Le prince consort s’est éteint

Le prince consort s’est éteint

D’entrée de jeu, je voudrais mettre les choses au clair : je ne suis pas un adepte vendu à la monarchie britannique. Toutefois, je dois admettre que les reportages que j’ai regardés depuis la mort du prince Philip ont suscité chez moi une certaine admiration pour l’homme qu’il était.

Passer plus de 70 ans à marcher à deux pas derrière la reine, son épouse, tout en gardant sa dignité représente déjà tout un exploit. Toujours droit comme un chêne, l’allure fière et le sourire aux lèvres, le charisme de Philip envoûtait les spectateurs qui assistaient aux milliers de défilé auxquels il a participé durant  son règne.

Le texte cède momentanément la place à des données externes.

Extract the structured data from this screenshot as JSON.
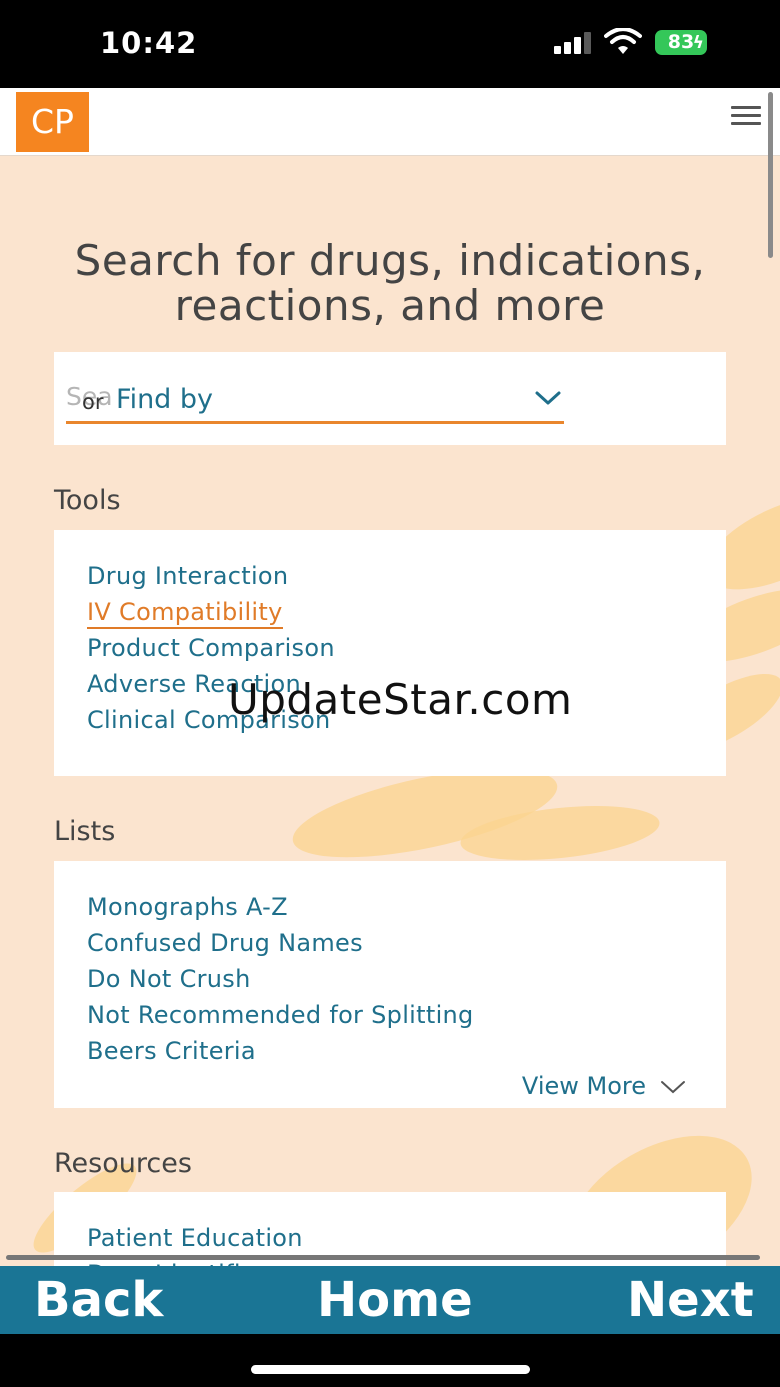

Il a toujours été considéré comme « la force » et « le roc » de la reine au règne le plus long pendant près de huit décennies en plus d’avoir été son confident, voire même son conseiller. Volontiers ironique et peu protocolaire, le duc d’Édimbourg était réputé pour commettre des impairs lors des rencontres officielles sans entacher la sympathie naturelle qu’il dégageait.

Malgré tout, la reine ne lui a jamais tenu rigueur de ses écarts de langage. Pas plus d’ailleurs que ses sujets, reconnaissants qu’il apporte un peu de légèreté dans une monarchie aseptisée. Lors d’un discours au Conseil général britannique de la médecine dentaire, en 1960, il dira à propos de cette fâcheuse tendance à commettre des gaffes : « La dentopédologie est l’art d’ouvrir sa bouche et d’y mettre son pied. Je l’exerce depuis des années ».

Avec la mort du prince consort, c’est tout un pan d’histoire de la monarchie britannique qui s’éteint. Puisse-t-il léguer l’image d’un homme fier et généreux aux générations qui l’ont suivi tout au cours de sa vie auprès d’Élizabeth II!